Laporan tersebut dipublikasikan oleh Organisasi Meteorologi Dunia (WMO) milik PBB pada sebuah pertemuan di Jenewa Swiss. Sekretaris Jendral WMO, Michel Jarraud mewanti-wanti, cuaca bumi akan semakin ekstrim sebagai dampak dari perubahan iklim.

"Kami tahu betul bahwa iklim berubah dan situasi meteorologis semakin ekstrim berkat aktivitas manusia," kata Jarraud. "Kita harus menghentikan tren ini dengan mengurangi produksi CO2 dan gas rumah kaca yang lain."

Mencapai Tingkat Berbahaya

Menurut laporan WMO, konsentrasi Karbondioksida atau CO2 di atmosfer pada tahun lalu tercatat 142 persen lebih tinggi ketimbang era pra industrial. Selain itu kenaikan konsentrasi CO2 pada tahun 2012 dan 2013 merupakan yang paling tinggi ejak 30 tahun.

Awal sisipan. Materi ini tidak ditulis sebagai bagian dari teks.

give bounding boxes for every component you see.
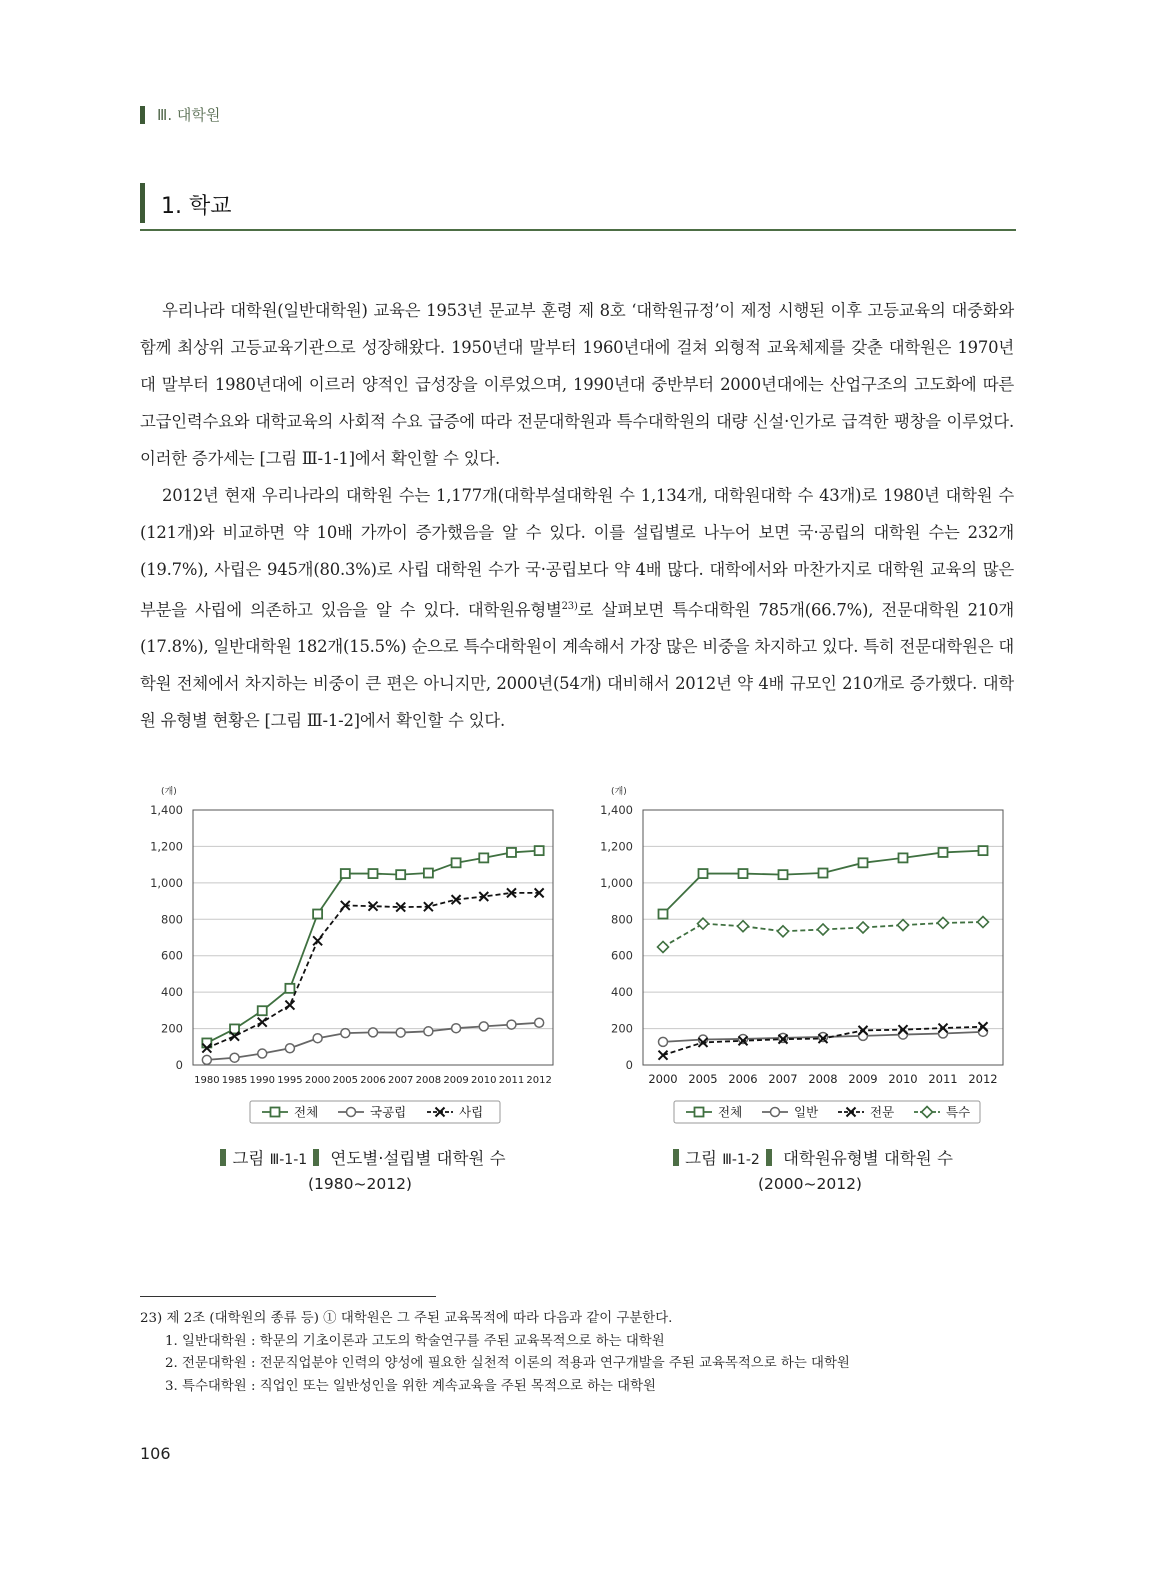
- data-point-특수: [778, 926, 789, 937]
- chart-legend: [250, 1101, 500, 1123]
- running-head-marker: [140, 106, 145, 124]
- data-point-전체: [424, 869, 433, 878]
- data-point-전체: [285, 984, 294, 993]
- chart-legend: [674, 1101, 980, 1123]
- caption-marker: [313, 1149, 319, 1166]
- footnote-item-3: 3. 특수대학원 : 직업인 또는 일반성인을 위한 계속교육을 주된 목적으로 하는 대학원: [165, 1378, 656, 1394]
- paragraph-2-part-2: 로 살펴보면 특수대학원 785개(66.7%), 전문대학원 210개(17.8%), 일반대학원 182개(15.5%) 순으로 특수대학원이 계속해서 가장 많은 비중을 차지하고 있다. 특히 전문대학원은 대학원 전체에서 차지하는 비중이 큰 편은 아니지만, 2000년(54개) 대비해서 2012년 약 4배 규모인 210개로 증가했다. 대학원 유형별 현황은 [그림 Ⅲ-1-2]에서 확인할 수 있다.: [140, 600, 1015, 731]
- data-point-국공립: [258, 1049, 267, 1058]
- y-tick-label: 1,000: [600, 875, 633, 890]
- paragraph-1: 우리나라 대학원(일반대학원) 교육은 1953년 문교부 훈령 제 8호 ‘대학원규정’이 제정 시행된 이후 고등교육의 대중화와 함께 최상위 고등교육기관으로 성장해왔다. 1950년대 말부터 1960년대에 걸쳐 외형적 교육체제를 갖춘 대학원은 1970년대 말부터 1980년대에 이르러 양적인 급성장을 이루었으며, 1990년대 중반부터 2000년대에는 산업구조의 고도화에 따른 고급인력수요와 대학교육의 사회적 수요 급증에 따라 전문대학원과 특수대학원의 대량 신설·인가로 급격한 팽창을 이루었다. 이러한 증가세는 [그림 Ⅲ-1-1]에서 확인할 수 있다.: [140, 301, 1014, 468]
- data-point-국공립: [396, 1028, 405, 1037]
- x-tick-label: 2012: [526, 1075, 552, 1086]
- x-tick-label: 2007: [768, 1072, 798, 1086]
- data-point-전체: [369, 869, 378, 878]
- paragraph-2: [140, 477, 1014, 739]
- section-title-text: 1. 학교: [161, 194, 232, 219]
- data-point-전체: [739, 869, 748, 878]
- footnote-ref-23[interactable]: 23): [561, 601, 578, 612]
- data-point-특수: [898, 920, 909, 931]
- data-point-전체: [452, 858, 461, 867]
- data-point-전체: [341, 869, 350, 878]
- x-tick-label: 2007: [387, 1075, 414, 1086]
- series-국공립: [202, 1018, 543, 1064]
- footnote-item-2: 2. 전문대학원 : 전문직업분야 인력의 양성에 필요한 실천적 이론의 적용과 연구개발을 주된 교육목적으로 하는 대학원: [165, 1356, 850, 1371]
- data-point-사립: [258, 1018, 267, 1027]
- x-tick-label: 2000: [648, 1072, 678, 1086]
- caption-prefix: 그림: [232, 1149, 265, 1168]
- data-point-전문: [659, 1051, 668, 1060]
- series-line-전체: [207, 851, 539, 1043]
- data-point-전체: [479, 853, 488, 862]
- figure-caption-2-line: [600, 1145, 1020, 1169]
- legend-label-사립: 사립: [459, 1104, 484, 1120]
- legend-label-국공립: 국공립: [370, 1104, 407, 1120]
- legend-label-전문: 전문: [870, 1104, 895, 1120]
- body-text: [140, 292, 1014, 739]
- series-일반: [659, 1027, 988, 1046]
- caption-marker: [673, 1149, 679, 1166]
- x-tick-label: 2009: [848, 1072, 878, 1086]
- caption-marker: [766, 1149, 772, 1166]
- data-point-일반: [819, 1032, 828, 1041]
- y-tick-label: 600: [611, 948, 633, 963]
- data-point-특수: [978, 917, 989, 928]
- data-point-국공립: [369, 1028, 378, 1037]
- data-point-특수: [658, 941, 669, 952]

Karbondioksida mengeram di langit bumi untuk ratusan tahun, kata Jarraud. Selain itu WMO juga menemukan, konsentrasi gas rumah kaca Methan di atmosfer bumi hingga 2013 meningkat sebanyak 253 persen. Adapun kadar gas Dinitrogen oksida meningkat sebanyak 121 persen dibandingkan dengan masa pra industrial.

Menurut catatan WMO, keasaman air laut telah mencapai tingkat yang belum pernah tercatat selama 300 juta tahun. Samudera menampung Karbondioksida yang tidak tersimpan di dalam atmosfer bumi. Setiap hari laut menyerap empat kilogram CO2 per kepala.